Selecting clusters of interest

In some cases, it is interesting to select or exclude some clusters of cells from the dataset before executing the subsequent steps. This process is helpful, for example, when users desire to explore a developmental trajectory of a specific group of cell types.

Asc-Seurat makes this step simple. Users only need to select the cluster(s) to keep or exclude and start reanalysis of the remaining cells by clicking on Reanalyze after selection/exclusion of clusters (see below).

Quality control.

Asc-Seurat makes it easy to select or exclude a cluster (or clusters) of cells. In this example, we exclude all cells belonging to cluster 0.

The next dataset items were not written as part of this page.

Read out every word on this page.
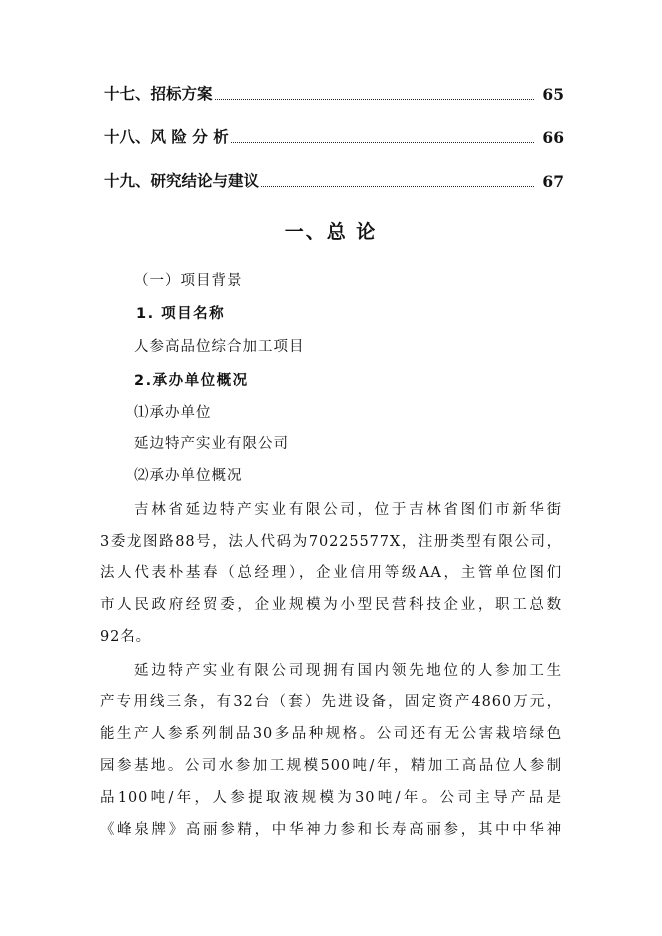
十七、招标方案	65
十八、风 险 分 析	66
十九、研究结论与建议	67
一、总 论
（一）项目背景
1. 项目名称
人参高品位综合加工项目
2.承办单位概况
⑴承办单位
延边特产实业有限公司
⑵承办单位概况
吉林省延边特产实业有限公司，位于吉林省图们市新华街
3委龙图路88号，法人代码为70225577X，注册类型有限公司，
法人代表朴基春（总经理），企业信用等级AA，主管单位图们
市人民政府经贸委，企业规模为小型民营科技企业，职工总数
92名。
延边特产实业有限公司现拥有国内领先地位的人参加工生
产专用线三条，有32台（套）先进设备，固定资产4860万元，
能生产人参系列制品30多品种规格。公司还有无公害栽培绿色
园参基地。公司水参加工规模500吨/年，精加工高品位人参制
品100吨/年，人参提取液规模为30吨/年。公司主导产品是
《峰泉牌》高丽参精，中华神力参和长寿高丽参，其中中华神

Asc-Seurat will then execute the steps with the new set of cells up to the PCA. Then, users need to evaluate the elbow plot and decide the number of PCs to cluster the new set of cells. Users can either keep the same value for the resolution parameter or modify it before clicking on Run the clustering analysis to start the clustering once more.

Quality control.

Clustering of the PBMC dataset after excluding cells belonging to cluster 0 from the original dataset.

Warning

The cluster’s numbering will change every time that cluster(s) are selected or excluded.